権力や権威や思想や名誉や金銭は味方してくれているだろうか。
食物や娼婦や寝床や住居や音楽や治安は備わっているのだろうか。
知識や学識は? 判断力や実行力などは? 自己肯定と否定の調停者は?
同時にあるのだろうか。
我々は大きな華を着けるだろう。
それが目的なのだから。
それが目的なのだから。
その周りの幾つもが目的と思っているのだから。
静寂な闇夜に揺れ動くネオンが幾つも遠い。
30年付き合った人差し指の付け根に青筋が浮いている。
眠れば明日は始まり、この道を行けば我も大きな華を着けるだろう。
じっと。
じっと何も観ていない。
消え行くような煌きのオレンジネオンは、我々の大きな華のようだ。
あそこに行きたいのだろうか、深紅の闇夜に犯され逝くそれらの場所に。
発電所と電線とメンテナンスシステムと、そうした人工によって支えられなくなれば真紅に喰らい尽くされるネオンサイン。

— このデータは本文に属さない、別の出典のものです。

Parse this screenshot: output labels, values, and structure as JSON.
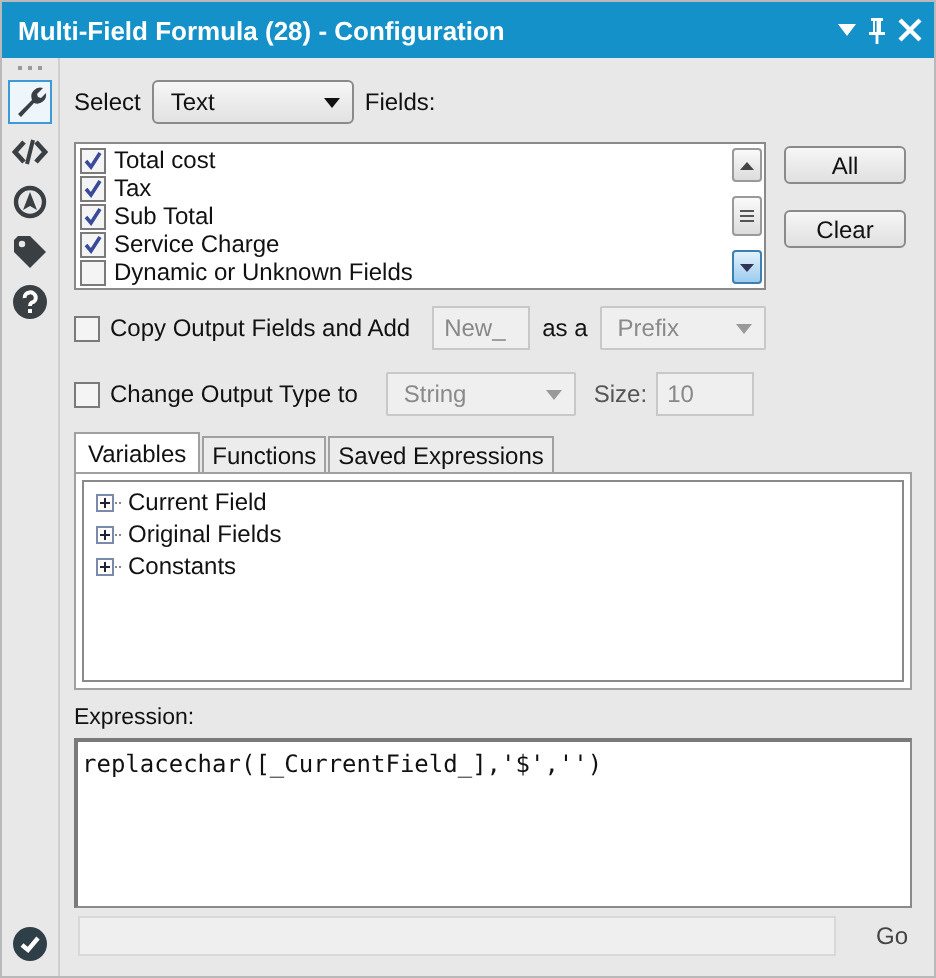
{
  "window": {
    "title": "Multi-Field Formula (28) - Configuration"
  },
  "sidebar": {
    "items": [
      {
        "kind": "wrench",
        "selected": true
      },
      {
        "kind": "code",
        "selected": false
      },
      {
        "kind": "target",
        "selected": false
      },
      {
        "kind": "tag",
        "selected": false
      },
      {
        "kind": "help",
        "selected": false
      }
    ]
  },
  "select": {
    "label": "Select",
    "value": "Text",
    "fields_label": "Fields:"
  },
  "fields": [
    {
      "label": "Total cost",
      "checked": true
    },
    {
      "label": "Tax",
      "checked": true
    },
    {
      "label": "Sub Total",
      "checked": true
    },
    {
      "label": "Service Charge",
      "checked": true
    },
    {
      "label": "Dynamic or Unknown Fields",
      "checked": false
    }
  ],
  "buttons": [
    "All",
    "Clear"
  ],
  "copy_output": {
    "label": "Copy Output Fields and Add",
    "checked": false,
    "value": "New_",
    "as_label": "as a",
    "position": "Prefix"
  },
  "change_type": {
    "label": "Change Output Type to",
    "checked": false,
    "type": "String",
    "size_label": "Size:",
    "size": "10"
  },
  "tabs": [
    {
      "label": "Variables",
      "selected": true
    },
    {
      "label": "Functions",
      "selected": false
    },
    {
      "label": "Saved Expressions",
      "selected": false
    }
  ],
  "tree": [
    {
      "label": "Current Field",
      "expanded": false
    },
    {
      "label": "Original Fields",
      "expanded": false
    },
    {
      "label": "Constants",
      "expanded": false
    }
  ],
  "expression": {
    "label": "Expression:",
    "value": "replacechar([_CurrentField_],'$','')"
  },
  "run": {
    "label": "Go"
  }
}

行きたい、という渇望が、漆黒の中から真紅を抜き出す智識によって、天空の星と観分ける判断によって、至高体験が終わった後の無感情によって。
じっと。
じっと何も観ていない。
追記:「バルキース(ビルキース):アラブの伝承上の女王。南アラビアの金銀宝石で出来たサバア王国の王座を、非道のおじから奪い取った。サバアは、シェバ、シバとも言い聖書を介し欧州には、「シバの女王」として有名になる。現在イエメンに墓所があるという説もある。NHKアラビア語入門参照
:原題は「 我々は大きな華を着けるだろう 」でした。内容的に連なるので改題し掲載です。